Druckenmiller specialises in work by prestigious independent designers such as Hemmerle, Viren Bhagat and Joel Arthur Rosenthal, known as JAR, whose unique creations are much more difficult to obtain. To buy from these designers, she says, “it makes a difference if they like you.
This is a relationship in the true sense of the word, not just one based on money spent on collecting.”
With JAR, the only living jeweller to have had a solo show at New York’s Metropolitan Museum of Art (in 2013), “it’s hard to get in the door to begin with. You need an introduction,” Druckenmiller says. “And even then, if he feels like the woman is not a good ambassador for his pieces, he will say, ‘Nothing is available.’”
Independent watchmakers are similarly discriminating, selling only to collectors they deem worthy. “It’s somewhat a snob thing,” says Michael Hickcox, citing Philippe Dufour, Kari Voutilainen and Roger W. Smith, the latter of whom makes only 12 pieces a year. “You have to pay a £3,000 (AU$5,400) deposit to have the option to get on the waiting list. Several years later you get an e-mail saying, ‘Congratulations, you’re now in our production queue.’ You are not told what the price will be.”

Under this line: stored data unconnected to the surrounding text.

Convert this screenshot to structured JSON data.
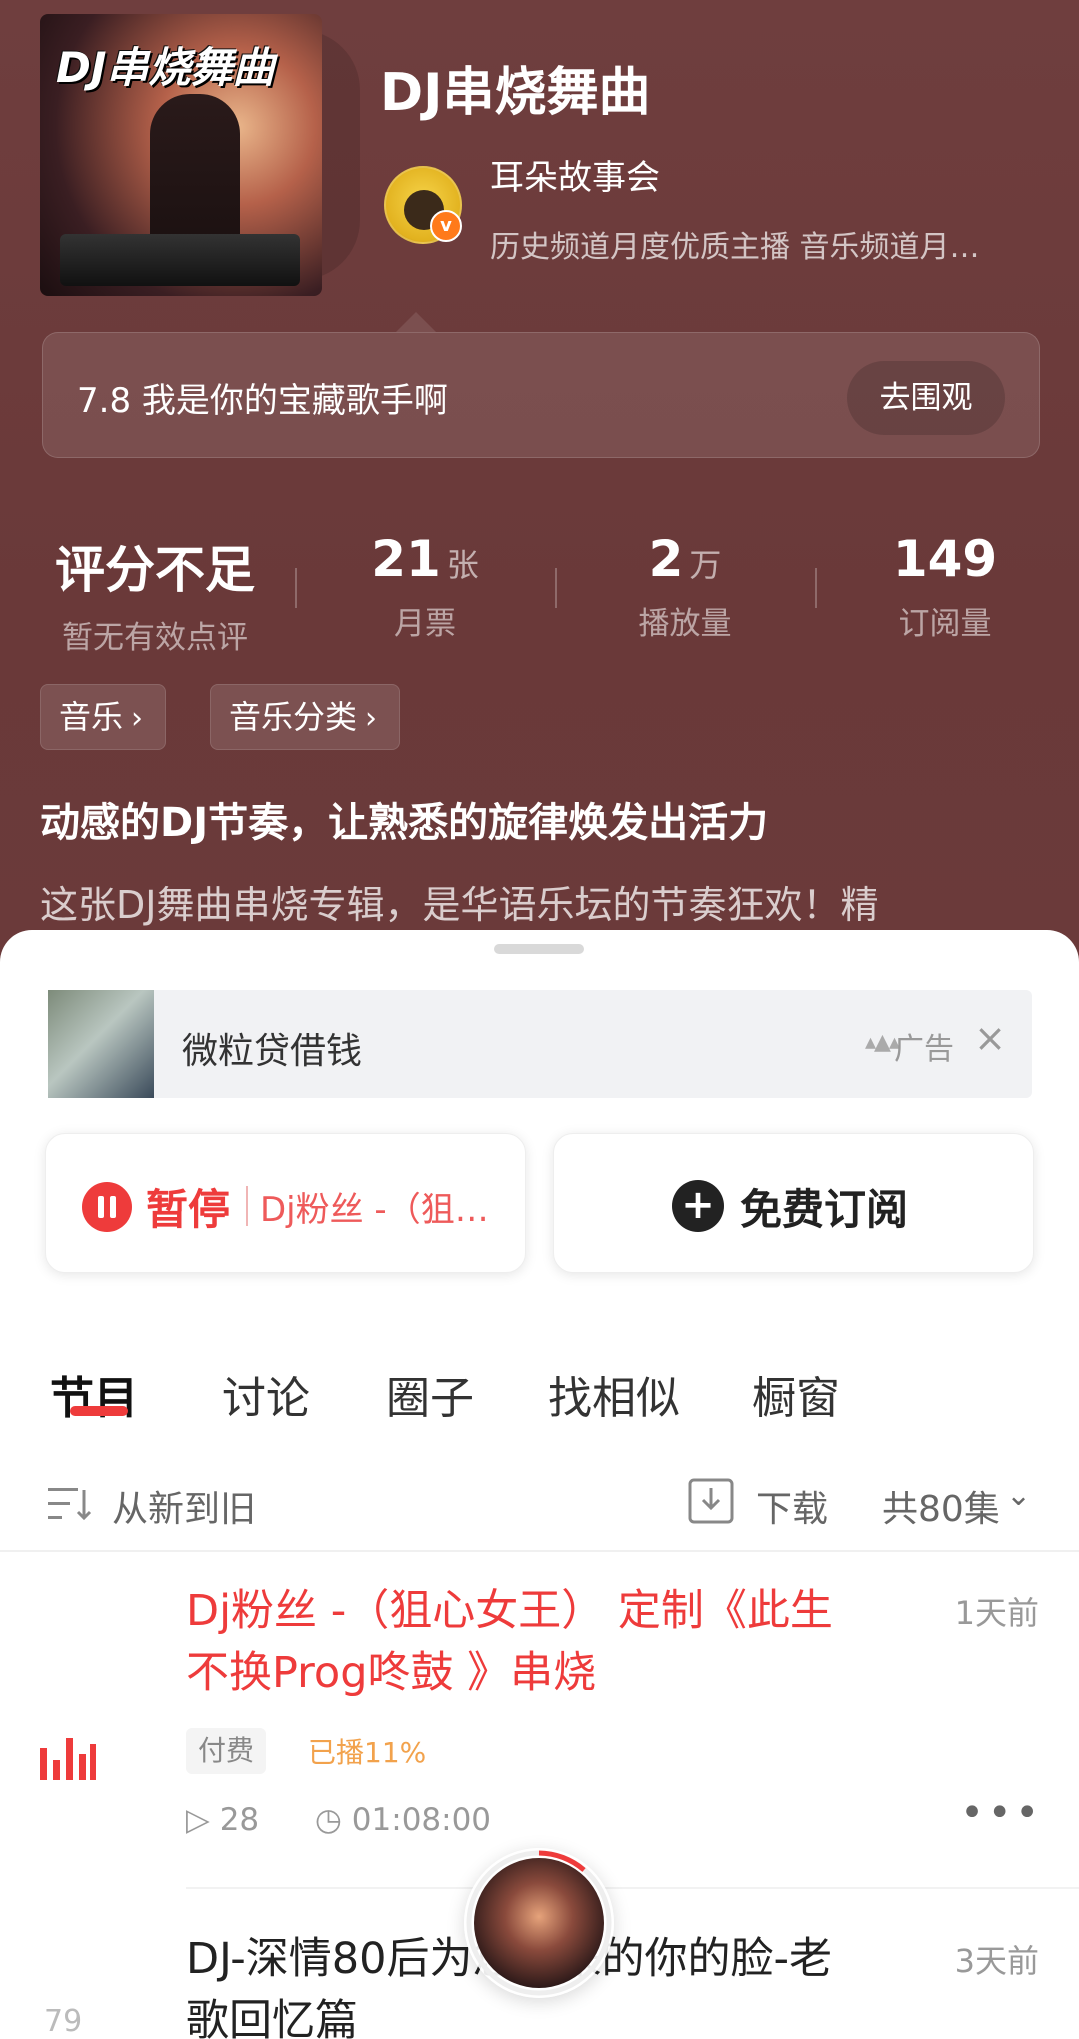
{
  "album": {
    "cover_text": "DJ串烧舞曲",
    "title": "DJ串烧舞曲"
  },
  "host": {
    "name": "耳朵故事会",
    "description": "历史频道月度优质主播  音乐频道月…",
    "verified_mark": "v"
  },
  "notice": {
    "text": "7.8 我是你的宝藏歌手啊",
    "button": "去围观"
  },
  "stats": [
    {
      "value": "评分不足",
      "unit": "",
      "label": "暂无有效点评"
    },
    {
      "value": "21",
      "unit": "张",
      "label": "月票"
    },
    {
      "value": "2",
      "unit": "万",
      "label": "播放量"
    },
    {
      "value": "149",
      "unit": "",
      "label": "订阅量"
    }
  ],
  "tags": [
    "音乐",
    "音乐分类"
  ],
  "description": {
    "title": "动感的DJ节奏，让熟悉的旋律焕发出活力",
    "body": "这张DJ舞曲串烧专辑，是华语乐坛的节奏狂欢！精"
  },
  "ad": {
    "text": "微粒贷借钱",
    "label": "广告",
    "close": "×"
  },
  "player": {
    "state_label": "暂停",
    "track": "Dj粉丝 -（狙心女王） 定制《此生不换Prog咚鼓》串烧"
  },
  "subscribe": {
    "icon": "+",
    "label": "免费订阅"
  },
  "tabs": [
    "节目",
    "讨论",
    "圈子",
    "找相似",
    "橱窗"
  ],
  "active_tab": "节目",
  "list_controls": {
    "sort": "从新到旧",
    "download": "下载",
    "count": "共80集"
  },
  "episodes": [
    {
      "title": "Dj粉丝 -（狙心女王） 定制《此生不换Prog咚鼓 》串烧",
      "date": "1天前",
      "badge": "付费",
      "progress": "已播11%",
      "plays": "28",
      "duration": "01:08:00",
      "playing": true
    },
    {
      "title": "DJ-深情80后为您而来的你的脸-老歌回忆篇",
      "date": "3天前",
      "number": "79"
    }
  ],
  "colors": {
    "accent": "#ee3b3b",
    "header_bg": "#6a3939",
    "played_orange": "#f2a24c"
  }
}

Such treatment is bound to unnerve people unaccustomed to feeling powerless. A similar sensation has struck countless souls forced to face Manhattan’s most fastidious co-op boards, whose probing can be invasive and whose decision-making is shrouded in secrecy. Although the rise of Billionaire’s Row interview-free apartments has tempered some of the pickiness, for “old-school fancy buildings” a buyer has to have the right sort of money, says Lisa Chajet, a second-generation broker at New York’s Warburg Realty. Boards will want to know, “Did they make their money at Goldman or in casinos?” she says. Most favoured is “old money, a family trust that’s reputable and solid”. And if you come with a trail of paparazzi (Madonna) or a whiff of scandal (Richard Nixon), you’re probably better off bidding on a new apartment or a single-family townhouse. Once a co-op contract has been signed, Chajet’s approach is to get hold of the board list and call anyone who might have a connection with her buyer: “Maybe they both went to Yale, or they’re partners at law firms.” The most popular applicants? Doctors. “They don’t have the money that hedge-fund people have,” says Chajet, “but they have prestige.”

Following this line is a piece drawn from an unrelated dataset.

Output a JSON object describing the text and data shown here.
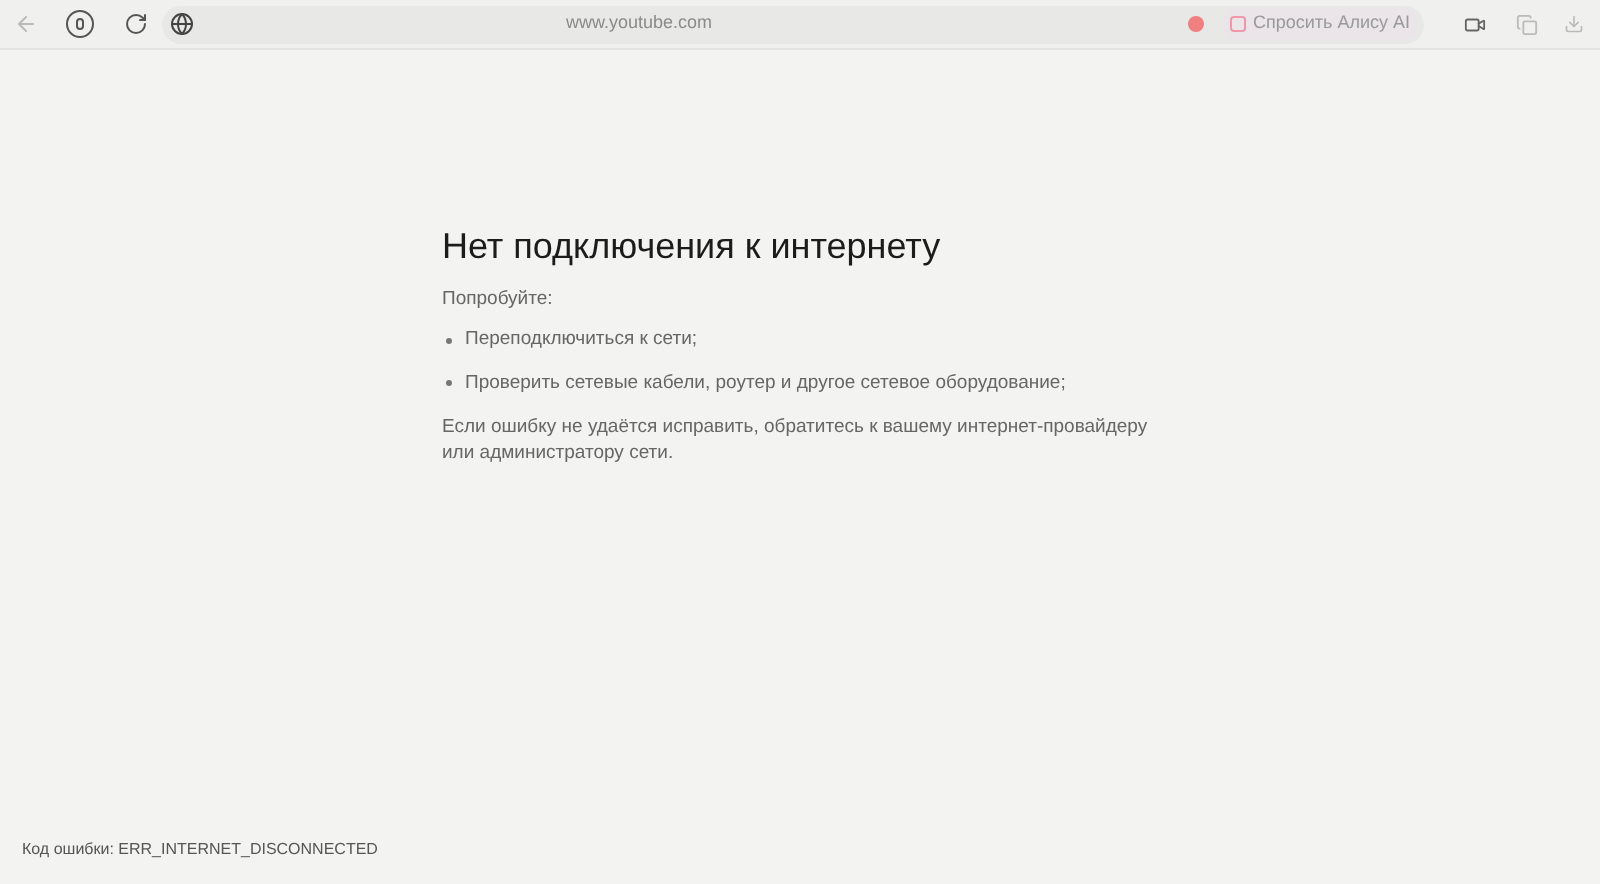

The preference for old money—and a WASPy family tree—is also alive and kicking in the notoriously exclusive world of private clubs in the Hamptons. While no one talks on the record for fear of being blackballed, insiders say the membership of several high-profile clubs in the enclave is largely comprised of elderly representatives of formerly illustrious Protestant families, who want to keep it that way. Membership is hereditary, according to those in the know; non-WASP new members are admitted rarely, and only in return for large donations to the upkeep of the club in question.
For many people, the effort required to obtain a supposedly exclusive object, be it an apartment or a wristwatch, is worth it, says Tonello, because it signifies success. “If you keep hearing about how hard something is to get, and how even famous people can’t get it, and then you get it, you feel like you are a master of the universe. I was in an elevator with a woman carrying a Birkin, and all these other women got in and saw her Birkin, and I could see them wonder who she was. She must be someone, a VIP? With guys, it’s the same with a watch. They send secret subliminal messages to others in the know. It says, I have arrived.”
Remember that art collector on a quest for a Karel Funk painting? The same gallery that rebuffed him at Art Basel Miami Beach finally offered him one several years later, for approx. $80,000. “I bought it,” he says. “Begrudgingly.”